Even as I write this I cry just as I did that exhausting day. I cried because it was a little message to me. Let's make me "She", "Bus" husband, and "I" God.
Husband! I see them lined up outside waiting for me. It's been a long wait for a husband. I hit and claw or yell and cry as I'm led to my next phase in life, only wanting a husband. Husband! I yell, dropping to the floor, crying. All I want is a husband that will carry me away from this place of loneliness to where I long to be. I don't know that God wants a husband for me too, that He's not withholding a husband from me. I don't understand that it's just not time yet. Marriage is near but not quite yet.
Watching her throw a fit, knowing that the clock was ticking and soon enough our day would be over and she would have bus, gave me so much more patience and compassion for her as I saw myself.
I don't want to waste anymore of my life weeping and whaling over buses. God has told me, no good thing will He withhold from me. If I don't have it right now, I don't need it right now.

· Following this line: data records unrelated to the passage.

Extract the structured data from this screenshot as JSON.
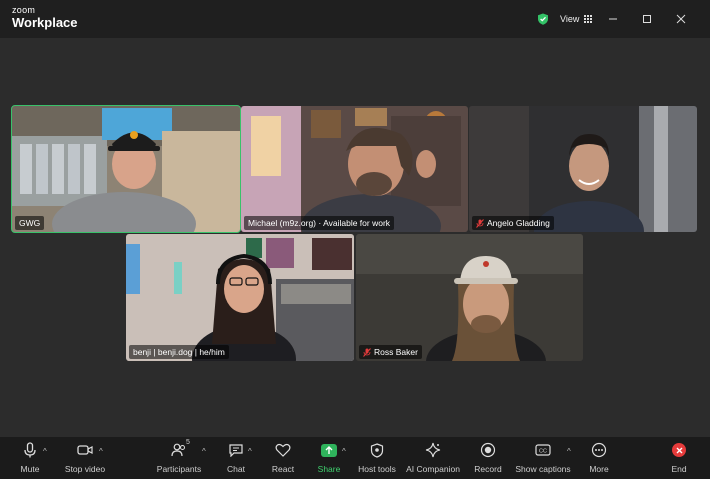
{
  "app": {
    "brand_top": "zoom",
    "brand_main": "Workplace",
    "view_label": "View"
  },
  "participants": [
    {
      "name": "GWG",
      "active": true,
      "muted": false
    },
    {
      "name": "Michael (m9z.org) · Available for work",
      "active": false,
      "muted": false
    },
    {
      "name": "Angelo Gladding",
      "active": false,
      "muted": true
    },
    {
      "name": "benji | benji.dog | he/him",
      "active": false,
      "muted": false
    },
    {
      "name": "Ross Baker",
      "active": false,
      "muted": true
    }
  ],
  "toolbar": {
    "mute": "Mute",
    "stop_video": "Stop video",
    "participants": "Participants",
    "participants_count": "5",
    "chat": "Chat",
    "react": "React",
    "share": "Share",
    "host_tools": "Host tools",
    "ai_companion": "AI Companion",
    "record": "Record",
    "captions": "Show captions",
    "more": "More",
    "end": "End"
  },
  "colors": {
    "accent_green": "#39c26a",
    "end_red": "#e63b3b",
    "mute_red": "#e23b3b"
  }
}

Here's what my sweet friend Ashlie from Ashlie Writes said that I desperately needed to hear:
This morning I'm thinking of the sweet soul who is dried up and discouraged in a situation or season that has been dragging on for what seems like forever...God hears you. You're not alone. Keep trusting, even if you don't "see" any progress. God has a way of working in ways that we don't see...and that's where faith comes in. If your faith is weak today, know that you are being held up in prayer :) God is into bringing life into what seems dead, rebuilding the broken, restoring what seems lost, and bringing the surviving to a place of thriving. It doesn't always look the way we think it should...but remember He is always GOOD. Hang in there!! Rain IS coming to your wilderness :)
"For I am about to do something new.
See, I have already begun! Do you not see it?
I will make a pathway through the wilderness.